De même qu’Igitur est le lieu de la naissance et la naissance du lieu, Mallarmé n’aura en définitive pas eu assez d’une vie pour avérer qu’on est bien là où l’on doit être.

 

 

Ouvrages consultés :

S. Mallarmé, Œuvres Complètes, Gallimard (Pléiade), 1998

Villiers de L’Isle-Adam, Contes cruels, Ed. Corti, 1954.

J-P. Richard, L’univers imaginaire de Mallarmé, Le Seuil, 1961

Franz Kafka, Journal, Grasset, 1956


[1] S. Mallarmé a donné toute une série de conférences en Belgique (Bruxelles 10 février 1889) en hommage à V-L-Adam. Les autres villes étaient Anvers, Gand, Liège et Bruges. Cette Conférence, dont on présente ici un extrait, a été publiée dans la Revue d’Aujourd’hui en février 1890.
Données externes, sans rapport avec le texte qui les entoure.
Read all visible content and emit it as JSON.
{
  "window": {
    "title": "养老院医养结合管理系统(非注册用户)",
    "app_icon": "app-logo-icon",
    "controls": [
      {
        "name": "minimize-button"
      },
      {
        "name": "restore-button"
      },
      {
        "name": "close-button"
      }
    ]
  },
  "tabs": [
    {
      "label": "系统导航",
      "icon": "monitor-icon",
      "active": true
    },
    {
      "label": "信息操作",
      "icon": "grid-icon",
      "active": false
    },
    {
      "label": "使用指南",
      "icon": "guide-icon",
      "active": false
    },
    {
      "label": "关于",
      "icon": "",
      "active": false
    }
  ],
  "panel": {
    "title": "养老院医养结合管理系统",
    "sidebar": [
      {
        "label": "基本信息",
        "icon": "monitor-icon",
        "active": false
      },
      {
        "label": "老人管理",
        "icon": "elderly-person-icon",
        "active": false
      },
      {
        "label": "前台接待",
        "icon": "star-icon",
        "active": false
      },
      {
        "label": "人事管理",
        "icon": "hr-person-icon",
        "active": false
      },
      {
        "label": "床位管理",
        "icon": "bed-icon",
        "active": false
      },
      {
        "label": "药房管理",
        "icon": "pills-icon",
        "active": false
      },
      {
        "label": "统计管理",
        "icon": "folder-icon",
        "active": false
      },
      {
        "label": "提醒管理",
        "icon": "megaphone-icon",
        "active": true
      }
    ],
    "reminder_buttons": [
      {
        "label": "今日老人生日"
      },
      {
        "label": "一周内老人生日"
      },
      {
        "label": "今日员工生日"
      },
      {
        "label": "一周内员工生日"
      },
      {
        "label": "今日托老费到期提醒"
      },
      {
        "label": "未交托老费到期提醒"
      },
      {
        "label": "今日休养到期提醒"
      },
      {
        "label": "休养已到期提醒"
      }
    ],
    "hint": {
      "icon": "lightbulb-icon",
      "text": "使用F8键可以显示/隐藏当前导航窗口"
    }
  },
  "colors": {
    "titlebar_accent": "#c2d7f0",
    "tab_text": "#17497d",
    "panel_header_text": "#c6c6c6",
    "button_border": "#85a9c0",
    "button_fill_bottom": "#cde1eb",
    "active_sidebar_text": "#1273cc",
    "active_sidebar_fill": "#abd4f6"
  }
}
[2] Mallarmé, Igitur, Divagations, Un coup de dés, Poésie Gallimard, Paris, 1976, p.389

[3] C’est nous qui soulignons.

[4] Encore qu’il n’est guère aisé d’en faire une détermination fixe une bonne fois pour toutes. La conférence est répétée en plusieurs endroits différents de la Belgique et en des dates différentes ; si bien que la notion de lieu dont il est fait mention dans le texte écrit s’en trouve fortement altérée. Seul l’espace que les deux poètes partagent semble entériner la permanence du lieu et cet espace demeure à jamais l’espace du poèmeécrit ; l’espace-page.

[5] Elle ne l’est pas pour nous lecteurs auxquels elle semble en définitive adressée.

[6] De même que « causeur » évoque l’idée de « causerie » lors de réunions entre intimes. Mallarmé recrée l’atmosphère des anciennes causeries en présence de son ami aujourd’hui disparu.